A brief overview of the package
This package was created for an introductory PhD course on Chemometrics given at Section of Chemical Engineering, Aalborg University. Quickly I found out that using R for this course (with all advantages it gives) needs a lot of routine work from students, since most of them were also beginners in R. Of course it is nice when students get to know how to calculate explained variance and residuals manually, make corresponding plots and so on, but for the introductory course these things (as well as numerous typos and small mistakes in a code) take too much time, which can be spent for explaining methods and proper interpretation of results.
This is actually true for everyday using of these methods, most of the routines can be written ones and simply reused with various options. So it was decided to write a package where most widely used chemometric methods for multivariate data analysis are implemented and which gives also quick and easy-to-use access to results, produced by these methods. First of all numerous plots.
Here how it works. Say, we need to make a PCA model for data matrix x
with autoscaling. Then make an overview of most important plots and investigate scores and loadings for first three components. The mdatools
solution will be:
# make a model
m = pca(x, scale = T)
#show explained variance plot
plotVariance(m)
# select optimal number of components (say, 4) for calculation of residuals
m = selectCompNum(m, 4)
# show plots for model overview
plot(m)
# show scores plot for PC1 and PC3
plotScores(m, c(1, 3))
# show loadings plot for the same components
plotLoadings(m, c(1, 3))
# show the loadings as a set of bar plots
plotLoadings(m, c(1, 3), type = 'h')
Fairly simple, is not it? The other "routine", which have been taken into account is validation — any model can be cross-validated or validated with test set and the model object will contain the validation results, which will also appear on all model plots, etc. See the next chapters for details.
It is recommended to start with the chapter about Principal Component Analysis, as I use it to explain main concepts and ideas of the package. Most of the things, explained in this chapter (such as models and results, validation, different kinds of plots, etc), work similar in other methods.
What mdatools can do?
The package includes classes and functions for analysis, preprocessing and plotting data and results.
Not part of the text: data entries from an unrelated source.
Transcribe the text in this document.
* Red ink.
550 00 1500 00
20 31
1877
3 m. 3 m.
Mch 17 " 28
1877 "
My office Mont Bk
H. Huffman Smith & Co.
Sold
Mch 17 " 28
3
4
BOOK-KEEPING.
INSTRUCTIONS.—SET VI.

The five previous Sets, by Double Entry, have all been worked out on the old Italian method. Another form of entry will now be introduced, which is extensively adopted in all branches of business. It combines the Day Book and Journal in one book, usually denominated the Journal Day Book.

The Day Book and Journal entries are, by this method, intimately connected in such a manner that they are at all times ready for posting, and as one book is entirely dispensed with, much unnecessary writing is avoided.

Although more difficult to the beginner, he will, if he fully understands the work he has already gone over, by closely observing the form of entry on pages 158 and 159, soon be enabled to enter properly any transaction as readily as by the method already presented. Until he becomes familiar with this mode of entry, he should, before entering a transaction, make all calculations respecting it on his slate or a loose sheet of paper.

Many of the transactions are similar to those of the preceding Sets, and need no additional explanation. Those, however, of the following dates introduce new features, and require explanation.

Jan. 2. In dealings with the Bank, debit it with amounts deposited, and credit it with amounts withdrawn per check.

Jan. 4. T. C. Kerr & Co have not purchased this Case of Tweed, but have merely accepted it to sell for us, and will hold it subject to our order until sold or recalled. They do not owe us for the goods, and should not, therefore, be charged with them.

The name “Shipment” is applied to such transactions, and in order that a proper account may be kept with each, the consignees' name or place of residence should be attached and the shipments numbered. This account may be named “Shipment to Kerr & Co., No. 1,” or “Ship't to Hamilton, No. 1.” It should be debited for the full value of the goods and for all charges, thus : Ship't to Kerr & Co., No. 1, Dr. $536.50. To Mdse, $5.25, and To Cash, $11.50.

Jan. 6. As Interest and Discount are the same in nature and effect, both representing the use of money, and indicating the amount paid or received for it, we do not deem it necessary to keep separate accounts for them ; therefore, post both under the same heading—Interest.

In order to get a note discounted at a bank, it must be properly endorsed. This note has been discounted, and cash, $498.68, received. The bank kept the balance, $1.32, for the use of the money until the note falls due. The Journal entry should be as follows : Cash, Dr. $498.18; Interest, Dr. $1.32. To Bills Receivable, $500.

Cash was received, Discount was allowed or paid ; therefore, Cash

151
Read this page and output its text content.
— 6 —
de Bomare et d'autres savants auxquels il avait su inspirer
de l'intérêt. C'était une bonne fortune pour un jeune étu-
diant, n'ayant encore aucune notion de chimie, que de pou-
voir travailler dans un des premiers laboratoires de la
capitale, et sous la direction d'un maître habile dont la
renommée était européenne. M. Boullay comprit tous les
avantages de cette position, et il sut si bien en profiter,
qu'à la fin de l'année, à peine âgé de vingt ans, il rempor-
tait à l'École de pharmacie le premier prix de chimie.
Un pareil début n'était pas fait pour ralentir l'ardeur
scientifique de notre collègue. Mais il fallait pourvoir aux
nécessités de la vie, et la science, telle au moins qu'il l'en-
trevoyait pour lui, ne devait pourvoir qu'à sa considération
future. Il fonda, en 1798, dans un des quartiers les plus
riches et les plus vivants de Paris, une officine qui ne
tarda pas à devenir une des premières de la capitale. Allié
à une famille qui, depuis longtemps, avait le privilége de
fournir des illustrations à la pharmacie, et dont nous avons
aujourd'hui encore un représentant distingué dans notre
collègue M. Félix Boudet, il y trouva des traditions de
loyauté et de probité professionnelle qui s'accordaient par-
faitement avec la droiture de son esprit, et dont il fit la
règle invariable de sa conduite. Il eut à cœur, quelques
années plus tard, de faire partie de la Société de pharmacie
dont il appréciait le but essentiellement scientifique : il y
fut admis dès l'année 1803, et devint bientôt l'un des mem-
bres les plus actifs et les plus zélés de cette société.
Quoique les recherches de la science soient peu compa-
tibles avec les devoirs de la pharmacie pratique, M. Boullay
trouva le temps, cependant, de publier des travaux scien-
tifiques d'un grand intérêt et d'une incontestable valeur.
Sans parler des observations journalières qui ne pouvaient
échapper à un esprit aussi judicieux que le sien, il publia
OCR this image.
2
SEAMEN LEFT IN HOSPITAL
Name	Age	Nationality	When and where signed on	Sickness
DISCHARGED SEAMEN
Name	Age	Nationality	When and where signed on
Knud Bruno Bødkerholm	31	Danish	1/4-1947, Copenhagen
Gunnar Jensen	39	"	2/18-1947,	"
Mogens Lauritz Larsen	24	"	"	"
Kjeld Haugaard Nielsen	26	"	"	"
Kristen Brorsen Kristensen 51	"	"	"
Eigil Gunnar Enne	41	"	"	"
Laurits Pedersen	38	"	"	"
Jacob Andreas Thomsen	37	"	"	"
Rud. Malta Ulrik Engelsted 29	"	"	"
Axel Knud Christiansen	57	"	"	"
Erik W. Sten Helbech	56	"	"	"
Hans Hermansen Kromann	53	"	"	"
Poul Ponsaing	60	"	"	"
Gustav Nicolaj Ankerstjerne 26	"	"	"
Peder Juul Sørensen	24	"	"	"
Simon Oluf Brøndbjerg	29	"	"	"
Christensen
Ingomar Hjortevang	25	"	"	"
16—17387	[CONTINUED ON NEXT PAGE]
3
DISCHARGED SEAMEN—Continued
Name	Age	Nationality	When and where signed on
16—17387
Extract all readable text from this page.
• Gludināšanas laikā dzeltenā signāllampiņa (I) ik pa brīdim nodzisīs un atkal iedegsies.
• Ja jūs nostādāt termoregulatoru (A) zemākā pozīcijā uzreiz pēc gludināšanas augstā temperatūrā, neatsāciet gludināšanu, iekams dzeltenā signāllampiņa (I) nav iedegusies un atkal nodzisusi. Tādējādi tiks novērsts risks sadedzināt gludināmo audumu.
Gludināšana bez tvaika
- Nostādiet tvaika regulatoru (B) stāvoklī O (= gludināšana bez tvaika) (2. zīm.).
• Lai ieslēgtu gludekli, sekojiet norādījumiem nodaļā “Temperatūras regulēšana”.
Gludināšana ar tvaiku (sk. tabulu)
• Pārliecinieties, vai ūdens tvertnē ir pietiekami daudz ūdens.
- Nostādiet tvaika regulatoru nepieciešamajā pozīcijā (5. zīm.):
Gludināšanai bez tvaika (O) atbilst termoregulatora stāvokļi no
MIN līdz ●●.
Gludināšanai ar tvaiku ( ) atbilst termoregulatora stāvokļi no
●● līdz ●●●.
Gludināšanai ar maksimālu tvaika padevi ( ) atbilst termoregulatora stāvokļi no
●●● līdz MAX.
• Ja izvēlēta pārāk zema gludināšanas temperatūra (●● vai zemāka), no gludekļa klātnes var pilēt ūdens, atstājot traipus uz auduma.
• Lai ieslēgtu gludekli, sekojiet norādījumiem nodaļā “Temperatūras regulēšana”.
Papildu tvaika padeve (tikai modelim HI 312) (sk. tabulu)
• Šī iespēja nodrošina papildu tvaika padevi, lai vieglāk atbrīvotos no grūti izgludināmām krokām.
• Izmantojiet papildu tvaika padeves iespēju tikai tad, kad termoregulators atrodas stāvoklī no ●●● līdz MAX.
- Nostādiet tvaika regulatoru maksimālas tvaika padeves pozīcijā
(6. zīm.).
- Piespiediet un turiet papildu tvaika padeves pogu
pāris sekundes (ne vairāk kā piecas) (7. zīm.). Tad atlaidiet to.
So far the following methods for analysis are implemented:
- Principal Component Analysis (PCA)
- Soft Independent Modelling of Class Analogy (SIMCA)
- Partial Least Squares regression (PLS)
- Partial Least Squares Discriminant Analysis (PLS-DA)
- Randomisation test for PLS regression models
- Interval PLS for variable selection
Preprocessing methods include:
- Mean centering, standardization and autoscaling
- Savitzky-Golay filter for smoothing and derivatives
- Standard Normal Variate for removing scatter effect from spectral data
- Mutliplicative Scatter Correction for the same issues
- Normalization of spectra to unit area or unit length
More methods both for analysis and preprocessing are coming. Besides that, some extensions for the basic R plotting functionality have been also implemented and allow to do the following:
- Color grouping of objects with automatic color legend bar.
- Plot for several groups of objects with automatically calculated axes limits and plot legend.
- Two built-in color schemes — one is based on a diverging scheme from Colorbrewer and the other one is a grayscale scheme.
- Very easy-to-use possibility to apply any user defined color scheme.
- Possibility to show horizontal and vertical lines on the plot with automatically adjusted axes limits.
See ?mdatools
for more details.
How to install
The package now is available from CRAN by usual installing procedure. However due to restrictions in CRAN politics regarding number of submissions (once in 3-4 month) only major releases will be published there. To get the latest release plase use GitHub sources. You can either download a zip-file with the source package and install it using the install.packages
command, e.g. if the downloaded file is mdatools_0.7.0.tar.gz
and it is located in a current working directory, just run the following:
install.packages('mdatools_0.7.0.tar.gz')
If you have devtools
package installed, the following command will install the latest release from the GitHub (do not forget to load the devtools
package first):
install_github('svkucheryavski/mdatools')